After having been cooped up in the loathsome prisons of the north, without any attention
to their wants, many of them were afterwards huddled together in the holds of ships, where
they were condemned unheeded to pine away, and, amidst a mass of filth and corruption, to
inhale the seeds of pestilence and death. Of 157 persons who were immured for eight months
in the hold of one transport, only 49 survived the cruel treatment they received.
Meanwhile several of the chiefs of the insurrection succeeded in effecting their escape to
the Continent. The Duke of Perth, Lord John Drummond, Lords Elcho and Nairne, Maxwell of
Kirkconnel, and others, embarked at Lochnanuagh, on board one of the French ships which
arrived on the western coast about the end of April. The Duke of Perth, who had been long
in bad health, died on the voyage. Another party of twelve or thirteen persons, including
Lords Pitsligo and Ogilvy, and Hunter of Burnside, after skulking some time in Buchan, got
a vessel which conveyed them to Bergen in Norway. The British consul applied to the
governor to have them secured, but he disregarded the application, and the party proceeded
to Sweden. Stewart of Ardshiel, and General O'Sullivan also succeeded in reaching France.

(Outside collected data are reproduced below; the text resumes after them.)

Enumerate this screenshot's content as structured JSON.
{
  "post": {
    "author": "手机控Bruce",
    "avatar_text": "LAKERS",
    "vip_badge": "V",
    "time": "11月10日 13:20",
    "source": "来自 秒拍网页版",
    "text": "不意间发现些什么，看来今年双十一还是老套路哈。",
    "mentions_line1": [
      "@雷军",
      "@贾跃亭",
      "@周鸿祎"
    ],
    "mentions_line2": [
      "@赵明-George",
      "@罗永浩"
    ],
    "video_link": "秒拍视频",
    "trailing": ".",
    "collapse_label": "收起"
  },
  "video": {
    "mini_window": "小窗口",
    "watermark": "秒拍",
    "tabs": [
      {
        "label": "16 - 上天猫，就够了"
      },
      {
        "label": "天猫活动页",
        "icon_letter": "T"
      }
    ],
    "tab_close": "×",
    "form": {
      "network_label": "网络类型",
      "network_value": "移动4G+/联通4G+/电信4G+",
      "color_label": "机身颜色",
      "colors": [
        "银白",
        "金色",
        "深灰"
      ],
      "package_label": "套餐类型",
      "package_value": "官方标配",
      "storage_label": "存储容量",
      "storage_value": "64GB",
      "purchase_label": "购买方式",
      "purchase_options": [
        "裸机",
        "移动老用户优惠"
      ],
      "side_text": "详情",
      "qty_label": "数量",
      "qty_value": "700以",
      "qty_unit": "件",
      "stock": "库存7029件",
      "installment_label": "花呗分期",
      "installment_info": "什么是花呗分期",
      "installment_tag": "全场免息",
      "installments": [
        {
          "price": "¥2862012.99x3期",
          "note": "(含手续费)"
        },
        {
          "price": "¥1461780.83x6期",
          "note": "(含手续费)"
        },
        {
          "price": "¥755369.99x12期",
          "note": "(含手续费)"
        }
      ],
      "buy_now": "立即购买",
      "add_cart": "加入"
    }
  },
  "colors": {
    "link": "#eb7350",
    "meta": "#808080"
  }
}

Old Glenbucket, after being hunted from place to place, eluded his pursuers by assuming
the garb of a beggar, and allowing his beard to grow. In the month of November he escaped
to Norway in a Swedish vessel. Lord George Murray remained in concealment in Scotland till
the month of December, when, after paying a private visit to his friends at Edinburgh, he
took shipping at Anstruther in the Frith of Forth, and reached Holland in safety.